Things I learned while watching ‘San Andreas’

I approach natural disaster movies like our government approaches real natural disasters; Ignore it for a long time and then come back to it much later. San Andreas was on HBO, and since I’m a big fan of Dwayne Johnson, I decided to give it a shot.  Here are my takeaways.

Rock beats scissors…and apparently Mother Nature

  • My guy can jump off planes, get hit by debris, punch people, and hold his breath underwater forever without getting a single scratch. Nothing the literal planet threw at him could stop him. And The Rock did all this while being the most charismatic action star in Hollywood.

Guys will do anything to get some

  • Ben, the British guy who Blake meets and talks to for all of 5 minutes, risks his life to save her.  More importantly, he risks his little brother’s life to rescue the attractive girl.  I’d like to believe in heroes and the goodness of people, but it seemed rather far-fetched given the situation and the presence of his very vulnerable brother.

If someone is dead, they don’t have to be as long as you keep doing CPR

  • There needs to be a consensus in films about how long you can perform CPR before the character can come back to life. Some movies, CPR is done to a victim for like seven seconds before they’re legally declared dead. In this movie, The Rock tries hard and fails to revive his drowned daughter, then retries three or four more times before it finally works in the end. Also, her poor sternum.

Step dads are evil

  • It wouldn’t be a disaster movie without a main character with an estranged wife; a wife who now has a new boyfriend/fiancé/husband who later turns out to be a total douche. This, of course, results in the film gods smiting the shit out of the step dad figure, so the protagonist can get back together with his wife, and the audience doesn’t have to feel guilty about it.

Only Asian dude dies immediately

  • Every decade or so, Hollywood seems to rotate between which POC groups die first in a movie. Granted, the guy died a hero, but inclusion of Asians in Hollywood is still very limited, and…well, short lived.

You can survive a car rolling down a rock cliff without a scratch as long as your sole purpose is to set up the heroic protagonist.

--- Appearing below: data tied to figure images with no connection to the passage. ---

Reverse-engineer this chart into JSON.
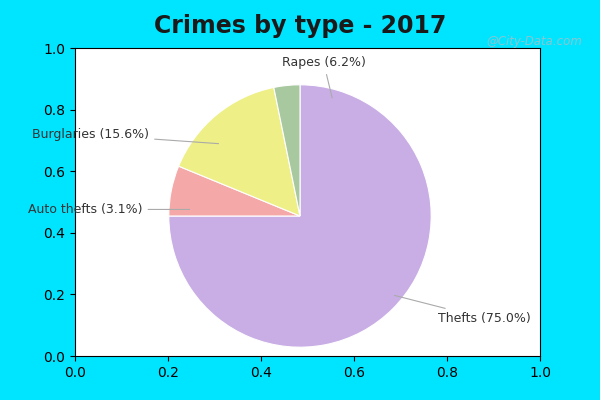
{
  "title": "Crimes by type - 2017",
  "title_fontsize": 17,
  "title_fontweight": "bold",
  "slices": [
    {
      "label": "Thefts",
      "pct": 75.0,
      "color": "#c9aee5"
    },
    {
      "label": "Rapes",
      "pct": 6.2,
      "color": "#f4a9a8"
    },
    {
      "label": "Burglaries",
      "pct": 15.6,
      "color": "#eef087"
    },
    {
      "label": "Auto thefts",
      "pct": 3.2,
      "color": "#a8c8a0"
    }
  ],
  "border_color": "#00e5ff",
  "border_width": 8,
  "bg_color_topleft": "#d0ece0",
  "bg_color_bottomright": "#e8f8f0",
  "watermark": "@City-Data.com",
  "label_fontsize": 9,
  "startangle": 90,
  "label_color": "#333333",
  "title_color": "#1a1a1a"
}
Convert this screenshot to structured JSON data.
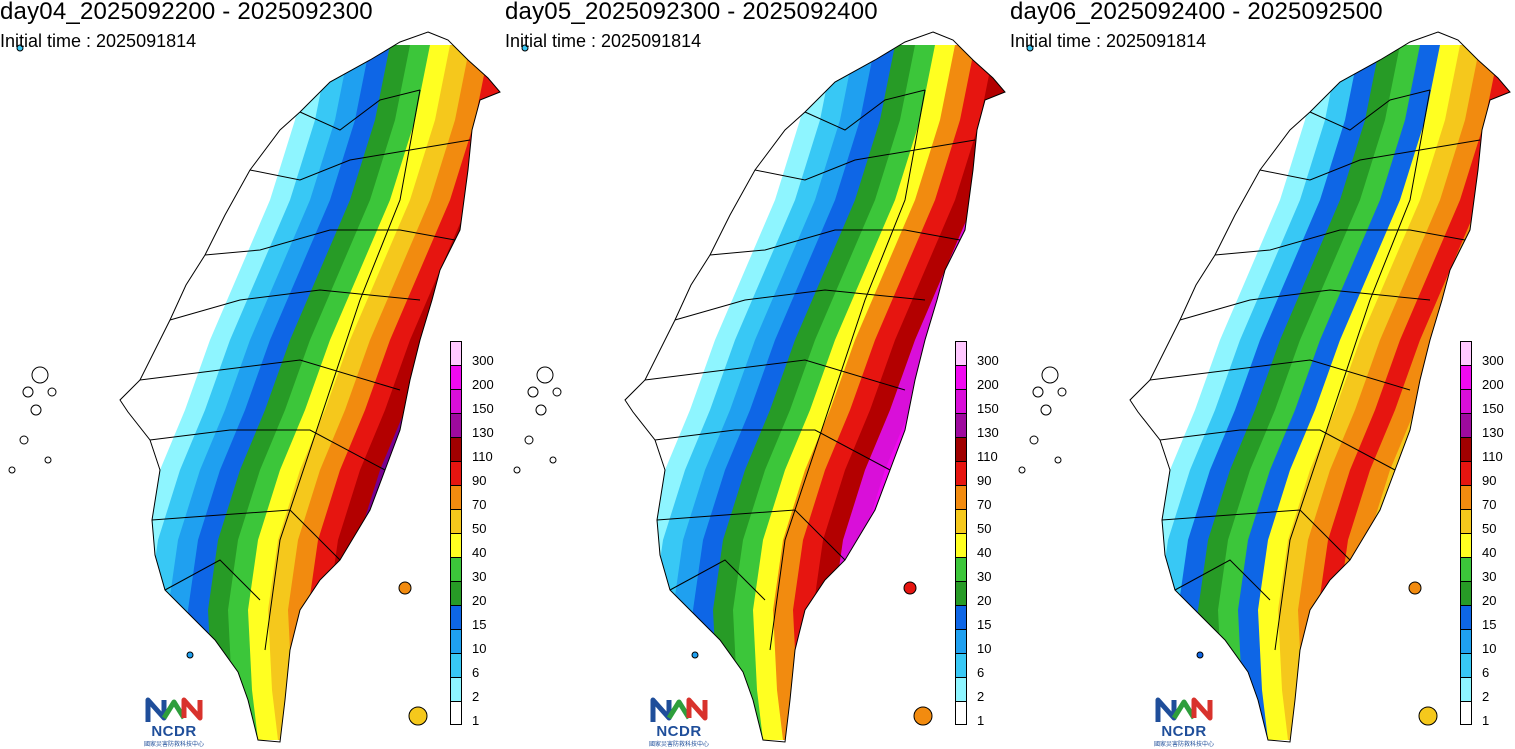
{
  "panels": [
    {
      "title": "day04_2025092200 - 2025092300",
      "initial_time": "Initial time : 2025091814",
      "pattern": [
        "#ffffff",
        "#8ef5ff",
        "#38c8f5",
        "#1fa0f0",
        "#0e66e6",
        "#279b26",
        "#3cc63a",
        "#ffff21",
        "#f5c81c",
        "#f28b0f",
        "#e61510",
        "#b30000",
        "#780090"
      ]
    },
    {
      "title": "day05_2025092300 - 2025092400",
      "initial_time": "Initial time : 2025091814",
      "pattern": [
        "#ffffff",
        "#8ef5ff",
        "#38c8f5",
        "#1fa0f0",
        "#0e66e6",
        "#279b26",
        "#3cc63a",
        "#ffff21",
        "#f28b0f",
        "#e61510",
        "#b30000",
        "#d90fd9",
        "#f00af0"
      ]
    },
    {
      "title": "day06_2025092400 - 2025092500",
      "initial_time": "Initial time : 2025091814",
      "pattern": [
        "#ffffff",
        "#8ef5ff",
        "#38c8f5",
        "#0e66e6",
        "#279b26",
        "#3cc63a",
        "#0e66e6",
        "#ffff21",
        "#f5c81c",
        "#f28b0f",
        "#e61510",
        "#f28b0f",
        "#f5c81c"
      ]
    }
  ],
  "legend": [
    {
      "label": "300",
      "color": "#ffc8ff"
    },
    {
      "label": "200",
      "color": "#f00af0"
    },
    {
      "label": "150",
      "color": "#d90fd9"
    },
    {
      "label": "130",
      "color": "#9e0a9e"
    },
    {
      "label": "110",
      "color": "#a00000"
    },
    {
      "label": "90",
      "color": "#e61510"
    },
    {
      "label": "70",
      "color": "#f28b0f"
    },
    {
      "label": "50",
      "color": "#f5c81c"
    },
    {
      "label": "40",
      "color": "#ffff21"
    },
    {
      "label": "30",
      "color": "#3cc63a"
    },
    {
      "label": "20",
      "color": "#279b26"
    },
    {
      "label": "15",
      "color": "#0e66e6"
    },
    {
      "label": "10",
      "color": "#1fa0f0"
    },
    {
      "label": "6",
      "color": "#38c8f5"
    },
    {
      "label": "2",
      "color": "#8ef5ff"
    },
    {
      "label": "1",
      "color": "#ffffff"
    }
  ],
  "logo": {
    "text": "NCDR",
    "subtext": "國家災害防救科技中心"
  },
  "icons": {
    "logo": "ncdr-logo-icon"
  }
}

  • The opening sequence of the movie shows a young woman ripped straight out of a ‘Millennial for Dummies’ guide. She’s on her phone texting and partaking in other irresponsible shenanigans while driving, when she is caught in a landslide. Her car rolls twenty something times down what seemed like hundreds of feet of rock cliff, and she somehow survives this without showing visible damage, passing out, or instantly turning into avocado toast.

The Rock can get away with saying just about anything

  • In one scene, The Rock parachutes out of a plane with his soon-to-be ex wife and they land on a baseball stadium. As soon as they touch ground, The Rock says, “It’s been a long time since I got you to second base,” and somehow the woman didn’t immediately throw herself into the giant hole in the San Andreas Fault.

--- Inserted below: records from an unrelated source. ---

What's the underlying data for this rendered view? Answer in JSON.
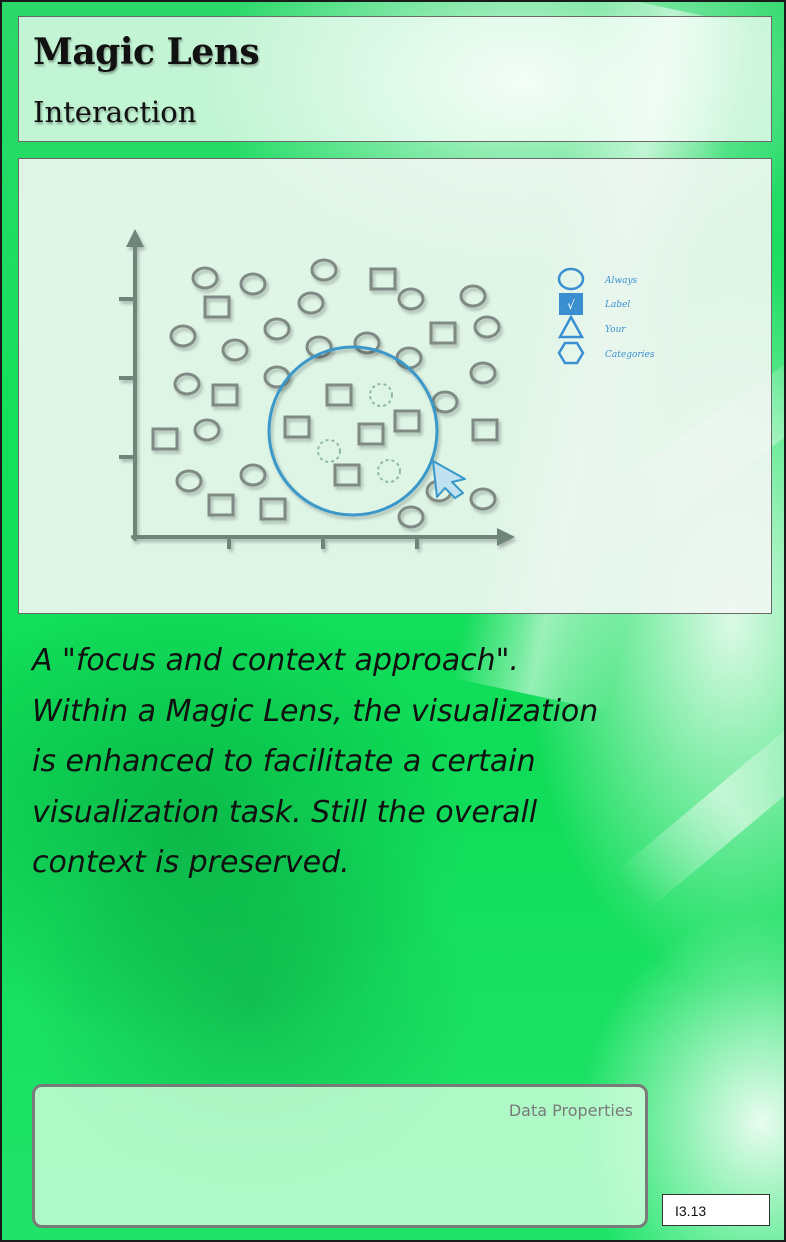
{
  "card": {
    "title": "Magic Lens",
    "subtitle": "Interaction",
    "description_lines": [
      "A \"focus and context approach\".",
      "Within a Magic Lens,  the visualization",
      "is enhanced to facilitate a certain",
      "visualization task. Still the overall",
      "context is preserved."
    ],
    "data_properties_label": "Data Properties",
    "card_id": "I3.13"
  },
  "illustration": {
    "legend": [
      {
        "shape": "circle",
        "label": "Always"
      },
      {
        "shape": "check-square",
        "label": "Label",
        "glyph": "√"
      },
      {
        "shape": "triangle",
        "label": "Your"
      },
      {
        "shape": "hexagon",
        "label": "Categories"
      }
    ],
    "colors": {
      "marker_stroke": "#808a84",
      "lens": "#3a98c8",
      "legend": "#3a8fd0",
      "axis": "#6f857a",
      "background": "#14e05c"
    }
  }
}
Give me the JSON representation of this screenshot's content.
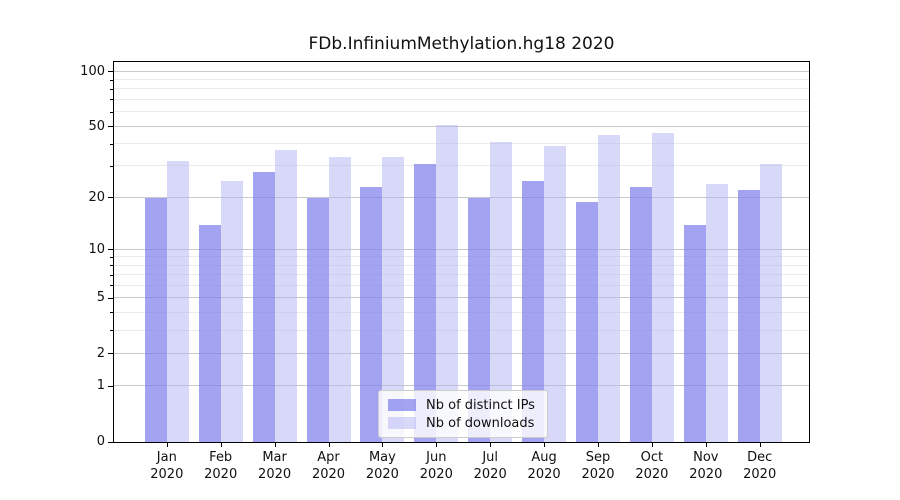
{
  "title": "FDb.InfiniumMethylation.hg18 2020",
  "legend": {
    "items": [
      {
        "label": "Nb of distinct IPs",
        "series_key": "ips"
      },
      {
        "label": "Nb of downloads",
        "series_key": "downloads"
      }
    ]
  },
  "colors": {
    "ips_fill": "rgba(127,127,236,0.72)",
    "downloads_fill": "rgba(177,177,241,0.50)",
    "grid_major": "#c9c9c9",
    "grid_minor": "#ebebeb",
    "spine": "#000000"
  },
  "chart_data": {
    "type": "bar",
    "title": "FDb.InfiniumMethylation.hg18 2020",
    "categories": [
      "Jan",
      "Feb",
      "Mar",
      "Apr",
      "May",
      "Jun",
      "Jul",
      "Aug",
      "Sep",
      "Oct",
      "Nov",
      "Dec"
    ],
    "year_label": "2020",
    "series": [
      {
        "name": "Nb of distinct IPs",
        "values": [
          20,
          14,
          28,
          20,
          23,
          31,
          20,
          25,
          19,
          23,
          14,
          22
        ]
      },
      {
        "name": "Nb of downloads",
        "values": [
          32,
          25,
          37,
          34,
          34,
          51,
          41,
          39,
          45,
          46,
          24,
          31
        ]
      }
    ],
    "xlabel": "",
    "ylabel": "",
    "y_axis": {
      "scale": "log1p",
      "major_ticks": [
        0,
        1,
        2,
        5,
        10,
        20,
        50,
        100
      ],
      "minor_ticks": [
        3,
        4,
        6,
        7,
        8,
        9,
        30,
        40,
        60,
        70,
        80,
        90
      ],
      "ylim": [
        0,
        113
      ]
    },
    "grid": "on",
    "legend_position": "lower center"
  }
}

Apparently, you need giant muscles to fight Mother Nature

  • The Rock’s intensity and physique make him formidable in movies where he has to kill scores of faceless henchmen. But why were those muscles necessary for a movie about earthquakes and tsunamis? If anything, those seem like a burden. Yes, I know he can’t just shrink for this role, but it just seems so silly. He’s just a bigger target for falling debris, and just a heavier load for the helicopter during rescues. I.e. that first rescue scene, where rescue guy #1 screws up and needs backup. They pull out The Rock, who was the PILOT, and also the bulkiest dude, so he could go save the people stuck in the car.  The only time The Rock needed his muscles was when he tore that car door out with his bare hands and threw it away, which was definitely put into the script last minute so d bags like myself don’t ask why muscles were necessary in this movie.

Other thoughts…This movie was near identical to the 2009 South Korean movie, “Haeundae,” aka “Tidal Wave”

I’m not saying they’re the same movie, but they might as well be. Some of the similarities were just uncanny.

  • Both films have a geologist that no one listened to until it was too late.
  • The disaster is a series of earthquakes that lead to a mega tsunami.
  • In Haeundae, the main character is plagued by years of guilt after failing to save his love interest’s father from drowning. In San Andreas, The Rock feels responsible for failing to save his other daughter who also drowned.
  • Both have a main character who works with rescue.
  • Some visuals felt like frame by frame representations. For instance, that scene with the freighter coming out of nowhere, being carried in by the tidal wave and crashing down onto the bridge, and the container crashing down on a person right in front of camera.
  • The similarities end there though. The Korean version was plagued with trademark, unnecessary subplots and it was also way more depressing.